1.     Drogas de alta vigilância exigem travas de segurança institucionais. Não podem ser tratadas como medicamentos comuns de prateleira.


2.     Fluxos claros salvam vidas.

o   Quem pode retirar?

o   De onde?

o   Com qual autorização?

o   Em quais situações?


3.     O técnico de enfermagem não é executor cego. Tem autonomia e dever ético de questionar sempre que tiver dúvida.


4.     O enfermeiro precisa estar na construção do sistema, não apenas “apagando incêndio”.

o   Protocolos

o   Treinamento

o   Organização de carrinho de emergência

o   Interface com farmácia


5.     Formação em urgência não pode ser “meia boca”. Se você escolhe trabalhar em pronto-socorro, UTI, porta de emergência, precisa assumir o peso dessa escolha em termo de estudo.


6.     Cultura de segurança significa cultura de humildade.

o   Fazer pergunta difícil

o   Admitir que não sabe

o   Interromper um processo que parece errado



8. Conclusão: antes de apontar o dedo, olhe para o sistema – e para si mesmo


A pergunta “Cadê o enfermeiro?” é legítima, mas incompleta.


Melhor seria perguntar:

  • Cadê o fluxograma de alta vigilância do hospital?

  • Cadê o protocolo de liberação de drogas críticas?

  • Cadê a cultura que encoraja técnico a dizer “não vou fazer até esclarecer”?

  • Cadê a formação sólida em urgência/emergência para quem está na linha de frente?


O que aconteceu com essa criança não é “apenas um erro”. É o resultado de camadas de descuido, formação insuficiente, fluxos frágeis e silêncio diante da dúvida.
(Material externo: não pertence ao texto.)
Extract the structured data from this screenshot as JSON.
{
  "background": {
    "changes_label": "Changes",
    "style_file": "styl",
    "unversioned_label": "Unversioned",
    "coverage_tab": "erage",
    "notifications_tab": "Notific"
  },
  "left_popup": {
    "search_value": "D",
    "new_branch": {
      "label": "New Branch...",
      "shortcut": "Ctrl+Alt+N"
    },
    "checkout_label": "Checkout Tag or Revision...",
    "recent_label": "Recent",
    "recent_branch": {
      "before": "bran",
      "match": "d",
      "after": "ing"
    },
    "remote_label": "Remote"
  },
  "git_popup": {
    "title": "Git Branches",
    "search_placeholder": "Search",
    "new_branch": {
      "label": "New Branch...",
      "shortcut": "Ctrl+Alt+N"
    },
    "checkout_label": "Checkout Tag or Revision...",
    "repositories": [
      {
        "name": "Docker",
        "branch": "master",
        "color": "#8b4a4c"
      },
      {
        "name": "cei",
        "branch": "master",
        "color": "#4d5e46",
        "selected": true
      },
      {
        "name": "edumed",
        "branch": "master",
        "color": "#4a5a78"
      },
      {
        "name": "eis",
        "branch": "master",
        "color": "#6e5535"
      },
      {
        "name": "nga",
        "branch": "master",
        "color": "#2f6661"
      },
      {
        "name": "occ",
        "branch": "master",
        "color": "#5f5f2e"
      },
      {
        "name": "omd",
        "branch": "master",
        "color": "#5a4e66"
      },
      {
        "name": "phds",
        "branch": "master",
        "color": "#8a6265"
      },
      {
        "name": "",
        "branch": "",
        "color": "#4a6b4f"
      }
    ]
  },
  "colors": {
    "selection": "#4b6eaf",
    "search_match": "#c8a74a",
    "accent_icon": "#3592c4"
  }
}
Se você está lendo isso como enfermeiro, técnico ou estudante, a provocação é simples e direta:

  • Você está estudando para ter conhecimento ou só para ter certificado?

  • Se amanhã alguém questionar uma prescrição estranha na sua frente, você vai repetir o fluxo no automático ou vai ter coragem de interromper?


Porque, no fim, a linha que separa uma conduta segura de uma catástrofe pode ser justamente o momento em que você escolhe perguntar em vez de apenas obedecer.